The products were evaluated for their activities against PI3K isoforms, DNA-PK and PDE3. The results showed that this substitution pattern has a deleterious effect on PI3K activities, which may arise from steric hindrance in the active site. PI3Kδ was somewhat more tolerant of this substitution particularly where 8-(4-methoxylphenyl) substituents were present (IC₅₀s ∼ 2–3 μM). Good activities against PDE3 were also obtained for compounds, with particular members of the 7-(2-pyridinyl) methoxy series 19 showing good inhibition (IC₅₀s ∼ 2–3 μM), comparable to previously described analogues. A piperazinyl derivative 26a effectively inhibited ADP-induced platelet aggregation with an IC₅₀ of 8 μM.

合成了一系列40个7-（O-取代）-2-吗啉代-8-芳基-4H-苯并[ e ] [1,3]恶嗪-4-酮衍生物。它们是通过合成关键的前体8-溴7-羟基-2-吗啉代-4H-苯并[ e ] [1,3]恶嗪-4-酮13制备的，该化合物可在7位合成醚。和Suzuki联轴器在8位。7-OCH的2个质子₂在化合物18克，18H，18I，18升和18米证明是不可磁当量，旋转对映异构（轴向手性），作为结果的位阻大体积的8 -芳基取代基的旋转。

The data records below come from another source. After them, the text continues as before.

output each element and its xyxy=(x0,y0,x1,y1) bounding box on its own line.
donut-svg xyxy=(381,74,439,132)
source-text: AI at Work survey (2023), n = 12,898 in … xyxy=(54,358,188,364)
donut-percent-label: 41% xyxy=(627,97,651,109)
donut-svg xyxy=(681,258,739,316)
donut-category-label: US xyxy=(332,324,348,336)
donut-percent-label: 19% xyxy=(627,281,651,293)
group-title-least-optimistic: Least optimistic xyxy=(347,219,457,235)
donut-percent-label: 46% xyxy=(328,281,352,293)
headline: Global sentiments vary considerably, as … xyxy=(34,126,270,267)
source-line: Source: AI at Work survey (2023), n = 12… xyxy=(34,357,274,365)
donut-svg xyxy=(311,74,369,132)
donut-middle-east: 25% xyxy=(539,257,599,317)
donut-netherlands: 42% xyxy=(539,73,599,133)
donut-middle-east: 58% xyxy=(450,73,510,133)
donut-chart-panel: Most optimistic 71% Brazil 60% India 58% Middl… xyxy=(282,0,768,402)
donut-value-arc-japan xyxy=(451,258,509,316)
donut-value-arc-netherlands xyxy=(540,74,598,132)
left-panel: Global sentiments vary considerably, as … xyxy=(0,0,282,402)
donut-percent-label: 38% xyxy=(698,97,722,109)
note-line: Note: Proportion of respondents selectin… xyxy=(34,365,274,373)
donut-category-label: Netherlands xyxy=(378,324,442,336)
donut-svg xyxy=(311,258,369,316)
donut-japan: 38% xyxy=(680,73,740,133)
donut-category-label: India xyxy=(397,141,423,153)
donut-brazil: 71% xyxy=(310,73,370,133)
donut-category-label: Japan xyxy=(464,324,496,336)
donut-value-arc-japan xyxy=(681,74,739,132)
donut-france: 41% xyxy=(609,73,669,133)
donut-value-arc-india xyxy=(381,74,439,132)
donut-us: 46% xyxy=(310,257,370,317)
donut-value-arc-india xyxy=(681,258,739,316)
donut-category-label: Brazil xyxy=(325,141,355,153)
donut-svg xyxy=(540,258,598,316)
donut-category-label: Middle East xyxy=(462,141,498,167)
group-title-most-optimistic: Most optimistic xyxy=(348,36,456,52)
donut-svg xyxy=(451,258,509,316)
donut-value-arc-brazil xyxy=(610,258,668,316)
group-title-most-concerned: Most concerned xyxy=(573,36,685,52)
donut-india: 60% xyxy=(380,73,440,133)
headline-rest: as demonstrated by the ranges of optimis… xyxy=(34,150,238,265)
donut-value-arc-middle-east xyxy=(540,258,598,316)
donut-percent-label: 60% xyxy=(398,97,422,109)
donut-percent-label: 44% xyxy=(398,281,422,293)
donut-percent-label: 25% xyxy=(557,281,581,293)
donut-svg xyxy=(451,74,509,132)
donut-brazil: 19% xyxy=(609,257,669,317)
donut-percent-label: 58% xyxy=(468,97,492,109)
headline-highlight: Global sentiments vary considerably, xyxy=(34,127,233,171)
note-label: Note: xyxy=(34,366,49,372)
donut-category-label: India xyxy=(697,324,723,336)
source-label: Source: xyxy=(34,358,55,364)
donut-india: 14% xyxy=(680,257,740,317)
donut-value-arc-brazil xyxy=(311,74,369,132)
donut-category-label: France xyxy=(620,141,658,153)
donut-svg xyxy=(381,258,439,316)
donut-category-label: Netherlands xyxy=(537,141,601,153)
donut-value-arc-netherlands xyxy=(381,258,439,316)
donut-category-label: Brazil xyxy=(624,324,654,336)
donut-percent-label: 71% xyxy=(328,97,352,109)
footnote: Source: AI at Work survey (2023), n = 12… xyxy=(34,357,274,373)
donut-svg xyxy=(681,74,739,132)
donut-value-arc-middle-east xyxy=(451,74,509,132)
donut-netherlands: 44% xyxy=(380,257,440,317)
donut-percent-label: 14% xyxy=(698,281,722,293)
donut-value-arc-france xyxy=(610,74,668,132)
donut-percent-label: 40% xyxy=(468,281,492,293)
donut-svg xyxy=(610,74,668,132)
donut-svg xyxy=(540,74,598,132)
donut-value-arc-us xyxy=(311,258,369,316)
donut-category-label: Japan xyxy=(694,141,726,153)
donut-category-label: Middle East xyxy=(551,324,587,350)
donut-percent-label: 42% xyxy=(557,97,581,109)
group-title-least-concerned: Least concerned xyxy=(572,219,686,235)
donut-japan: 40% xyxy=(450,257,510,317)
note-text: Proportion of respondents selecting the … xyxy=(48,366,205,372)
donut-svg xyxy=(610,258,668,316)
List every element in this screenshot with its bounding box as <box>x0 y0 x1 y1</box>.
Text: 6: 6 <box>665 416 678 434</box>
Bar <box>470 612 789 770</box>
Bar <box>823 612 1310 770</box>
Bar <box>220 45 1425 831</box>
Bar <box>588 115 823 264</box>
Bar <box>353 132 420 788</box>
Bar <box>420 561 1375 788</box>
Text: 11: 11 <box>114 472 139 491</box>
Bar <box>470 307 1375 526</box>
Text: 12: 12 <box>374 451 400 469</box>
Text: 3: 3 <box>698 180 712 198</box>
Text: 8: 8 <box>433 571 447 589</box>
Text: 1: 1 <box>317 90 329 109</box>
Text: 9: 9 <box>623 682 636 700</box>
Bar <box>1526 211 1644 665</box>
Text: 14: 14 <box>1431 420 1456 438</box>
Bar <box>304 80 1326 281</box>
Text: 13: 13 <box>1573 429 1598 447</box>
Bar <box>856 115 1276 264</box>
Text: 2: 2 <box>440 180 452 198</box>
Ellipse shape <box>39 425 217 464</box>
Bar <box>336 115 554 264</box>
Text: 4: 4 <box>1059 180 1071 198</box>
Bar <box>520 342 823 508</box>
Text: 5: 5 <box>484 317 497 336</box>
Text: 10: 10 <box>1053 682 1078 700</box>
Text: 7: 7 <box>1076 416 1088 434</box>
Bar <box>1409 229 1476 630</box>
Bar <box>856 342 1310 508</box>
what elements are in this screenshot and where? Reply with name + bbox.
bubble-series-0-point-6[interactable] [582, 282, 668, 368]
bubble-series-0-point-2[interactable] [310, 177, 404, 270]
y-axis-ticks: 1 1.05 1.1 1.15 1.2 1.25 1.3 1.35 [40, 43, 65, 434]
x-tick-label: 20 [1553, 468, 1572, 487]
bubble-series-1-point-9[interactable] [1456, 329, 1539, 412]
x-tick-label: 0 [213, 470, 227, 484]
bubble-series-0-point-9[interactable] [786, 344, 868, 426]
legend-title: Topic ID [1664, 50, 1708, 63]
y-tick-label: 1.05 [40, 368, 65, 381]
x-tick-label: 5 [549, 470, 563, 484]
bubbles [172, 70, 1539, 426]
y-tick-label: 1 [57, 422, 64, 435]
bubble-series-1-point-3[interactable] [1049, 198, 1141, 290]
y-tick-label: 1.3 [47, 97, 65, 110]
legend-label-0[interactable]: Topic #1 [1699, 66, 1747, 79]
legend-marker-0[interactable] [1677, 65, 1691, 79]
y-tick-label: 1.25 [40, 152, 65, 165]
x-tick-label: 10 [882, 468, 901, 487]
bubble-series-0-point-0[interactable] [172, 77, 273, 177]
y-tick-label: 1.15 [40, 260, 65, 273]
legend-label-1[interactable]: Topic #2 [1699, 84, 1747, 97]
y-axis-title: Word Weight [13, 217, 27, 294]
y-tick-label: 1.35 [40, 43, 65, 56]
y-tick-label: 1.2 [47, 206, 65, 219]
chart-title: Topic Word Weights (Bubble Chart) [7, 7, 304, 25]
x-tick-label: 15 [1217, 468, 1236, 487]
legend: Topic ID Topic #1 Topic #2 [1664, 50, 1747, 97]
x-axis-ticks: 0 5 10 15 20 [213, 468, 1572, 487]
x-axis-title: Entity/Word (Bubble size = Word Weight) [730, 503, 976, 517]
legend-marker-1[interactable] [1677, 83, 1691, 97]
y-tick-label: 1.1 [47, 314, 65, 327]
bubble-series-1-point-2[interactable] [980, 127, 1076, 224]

评价产物对PI3K同工型，DNA-PK和PDE3的活性。结果表明，该取代模式对PI3K活性具有有害作用，这可能是由于活性位点的空间位阻引起的。PI3Kδ对这种取代的耐受性更高，特别是在存在8-（4-甲氧基苯基）取代基的情况下（IC ₅₀ s〜2-3μM）。与上述类似物相比，化合物对PDE3的活性也很好，其中7-（2-吡啶基）甲氧基系列19的特定成员显示出良好的抑制作用（IC ₅₀ s〜2-3μM）。哌嗪基衍生物26a有效抑制ADP诱导的血小板凝集，IC ₅₀为8μM。